The case against Scottie Scheffler

He hasn’t been himself for three weeks. Two finishes outside the top 20, including a missed cut at the Texas Children’s Houston Open after barely making the weekend at Bay Hill. The driving has been off — for Scheffler, off means a few shots wide of his usual world-class baseline — and the iron play has not produced the usual barrage of birdie chances.

Scheffler’s bad weeks tend to look like decent weeks for normal Tour pros, so it’s worth keeping perspective. But he has admitted in his recent press conferences that he has been working on a few specific things in his swing, which is always a slightly worrying sign in the week before a major. The Masters tends to reward players who arrive with their swing already where they want it, not players who are mid-fix.

The case for Rory McIlroy

McIlroy comes to Augusta with the freedom of a man who has finally answered the question that defined his career for eleven years. The 2025 Masters playoff win wasn’t just a major. It was a release of pressure that even the most cynical observers could see in the way he played the back nine on that Sunday. Everything from his body language to his post-round interviews suggests a different player.

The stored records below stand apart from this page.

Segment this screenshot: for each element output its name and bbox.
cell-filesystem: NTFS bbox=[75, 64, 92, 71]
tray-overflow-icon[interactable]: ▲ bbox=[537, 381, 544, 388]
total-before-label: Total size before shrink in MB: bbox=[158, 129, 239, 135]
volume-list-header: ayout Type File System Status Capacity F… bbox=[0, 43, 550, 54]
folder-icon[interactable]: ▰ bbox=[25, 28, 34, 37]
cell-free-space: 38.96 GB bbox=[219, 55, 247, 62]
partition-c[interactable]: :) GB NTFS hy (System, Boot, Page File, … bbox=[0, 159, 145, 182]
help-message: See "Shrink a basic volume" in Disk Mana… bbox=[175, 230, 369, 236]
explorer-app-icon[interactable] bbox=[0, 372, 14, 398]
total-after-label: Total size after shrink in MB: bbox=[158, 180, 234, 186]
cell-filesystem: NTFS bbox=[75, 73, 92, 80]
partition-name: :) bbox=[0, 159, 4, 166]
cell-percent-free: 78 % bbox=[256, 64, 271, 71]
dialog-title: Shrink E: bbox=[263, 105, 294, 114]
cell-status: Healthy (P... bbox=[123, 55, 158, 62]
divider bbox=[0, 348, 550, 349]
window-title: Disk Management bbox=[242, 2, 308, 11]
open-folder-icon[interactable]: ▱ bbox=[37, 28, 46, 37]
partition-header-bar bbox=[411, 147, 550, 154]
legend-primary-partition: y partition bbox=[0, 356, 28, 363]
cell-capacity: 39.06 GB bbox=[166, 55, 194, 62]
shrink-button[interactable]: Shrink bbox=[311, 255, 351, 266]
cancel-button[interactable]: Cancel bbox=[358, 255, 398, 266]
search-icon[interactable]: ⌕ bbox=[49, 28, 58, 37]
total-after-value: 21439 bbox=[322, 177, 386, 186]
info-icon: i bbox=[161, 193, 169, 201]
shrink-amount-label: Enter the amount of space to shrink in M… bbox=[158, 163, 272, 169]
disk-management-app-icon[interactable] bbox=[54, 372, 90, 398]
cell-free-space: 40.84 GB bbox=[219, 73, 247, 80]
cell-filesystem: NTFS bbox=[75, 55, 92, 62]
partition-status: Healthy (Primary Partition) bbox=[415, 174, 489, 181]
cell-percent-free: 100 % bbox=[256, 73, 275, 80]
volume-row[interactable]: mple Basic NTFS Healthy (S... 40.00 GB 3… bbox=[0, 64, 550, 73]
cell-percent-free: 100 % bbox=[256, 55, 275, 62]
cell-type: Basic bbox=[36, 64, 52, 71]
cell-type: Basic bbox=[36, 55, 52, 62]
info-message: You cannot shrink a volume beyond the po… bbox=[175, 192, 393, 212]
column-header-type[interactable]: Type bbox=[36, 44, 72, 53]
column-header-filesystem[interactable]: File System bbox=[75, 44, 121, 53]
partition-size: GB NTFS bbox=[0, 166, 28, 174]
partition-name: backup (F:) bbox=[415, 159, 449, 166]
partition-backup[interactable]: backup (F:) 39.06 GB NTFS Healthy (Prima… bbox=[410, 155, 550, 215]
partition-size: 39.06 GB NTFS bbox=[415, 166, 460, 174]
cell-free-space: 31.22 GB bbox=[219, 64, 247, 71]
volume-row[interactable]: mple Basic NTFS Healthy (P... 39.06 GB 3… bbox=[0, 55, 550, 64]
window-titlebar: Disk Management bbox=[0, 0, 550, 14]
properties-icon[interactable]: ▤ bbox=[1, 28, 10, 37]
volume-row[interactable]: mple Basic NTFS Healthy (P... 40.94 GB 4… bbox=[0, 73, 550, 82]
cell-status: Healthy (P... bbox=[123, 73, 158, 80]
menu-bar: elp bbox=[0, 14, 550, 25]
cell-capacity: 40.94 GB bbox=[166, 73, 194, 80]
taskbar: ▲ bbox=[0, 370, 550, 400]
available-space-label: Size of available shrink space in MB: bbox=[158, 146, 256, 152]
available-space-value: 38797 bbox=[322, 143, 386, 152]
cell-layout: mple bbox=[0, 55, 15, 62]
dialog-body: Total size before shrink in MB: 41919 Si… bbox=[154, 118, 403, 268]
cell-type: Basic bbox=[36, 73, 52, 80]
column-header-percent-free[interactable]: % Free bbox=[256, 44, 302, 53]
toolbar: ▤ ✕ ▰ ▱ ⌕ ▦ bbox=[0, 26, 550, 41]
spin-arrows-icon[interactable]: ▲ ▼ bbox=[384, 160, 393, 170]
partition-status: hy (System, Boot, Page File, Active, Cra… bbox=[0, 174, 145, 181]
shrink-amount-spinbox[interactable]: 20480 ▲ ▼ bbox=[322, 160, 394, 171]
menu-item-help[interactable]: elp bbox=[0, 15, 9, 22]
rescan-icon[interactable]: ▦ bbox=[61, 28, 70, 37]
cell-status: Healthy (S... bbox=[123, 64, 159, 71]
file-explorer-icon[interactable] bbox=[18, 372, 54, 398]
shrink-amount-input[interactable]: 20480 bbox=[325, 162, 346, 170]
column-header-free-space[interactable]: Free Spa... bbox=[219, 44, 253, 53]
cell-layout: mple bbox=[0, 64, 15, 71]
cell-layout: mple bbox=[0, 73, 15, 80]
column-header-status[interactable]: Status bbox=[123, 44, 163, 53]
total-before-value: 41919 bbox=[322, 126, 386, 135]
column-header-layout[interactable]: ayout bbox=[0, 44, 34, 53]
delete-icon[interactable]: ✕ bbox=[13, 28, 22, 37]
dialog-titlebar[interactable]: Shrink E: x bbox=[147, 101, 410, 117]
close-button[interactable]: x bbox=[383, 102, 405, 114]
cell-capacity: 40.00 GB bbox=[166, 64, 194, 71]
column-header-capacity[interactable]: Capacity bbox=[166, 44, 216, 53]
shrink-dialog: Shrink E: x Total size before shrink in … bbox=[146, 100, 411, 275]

His ball-striking, when fit, remains as good as anyone’s. His putting on the firm, fast greens at Augusta has improved markedly since 2024. And he arrives with the kind of veteran knowledge of the course that took him a decade to acquire — every line, every angle, every wrong miss to avoid.

If he wins this week, McIlroy becomes only the fourth player to win back-to-back Masters titles, joining Nicklaus, Faldo, and Tiger Woods. That kind of company has a way of motivating a player who has now started to think about his historical legacy.

The case against Rory McIlroy

His back. McIlroy withdrew from the Arnold Palmer Invitational citing back spasms and has not played a competitive round since. Even a mild back issue at Augusta is a serious problem, because the elevation changes alone make the course one of the more physically demanding majors. Rory has historically managed his body well, but he has also had moments where a tweak ahead of a major has cost him a serious chance.

There’s also the question of how much the Masters playoff win drained him emotionally. Several past champions have spoken about the year after their first green jacket being a strange one — a victory lap that doesn’t always produce a victory. McIlroy is too talented to have that kind of dropoff for a full year, but the timing of his absence from the Players Championship and the recent pre-Masters events is at least a small concern.

The honest reading

If both players arrive on Thursday with their bodies and swings in their typical form, both are obvious favourites and the tournament becomes a coin toss between them and a small group of challengers. If Scheffler has fixed whatever was off the past three weeks, he is the pick. If McIlroy is fit and his back holds up across four rounds in the Augusta hills, the defence is real.

The truth is that this Masters might come down to a question that neither player can fully answer until they tee it up on Thursday morning. Which version of themselves shows up. And which version of the other one shows up at the same time.

That’s exactly the kind of uncertainty that makes Masters week the best week in golf.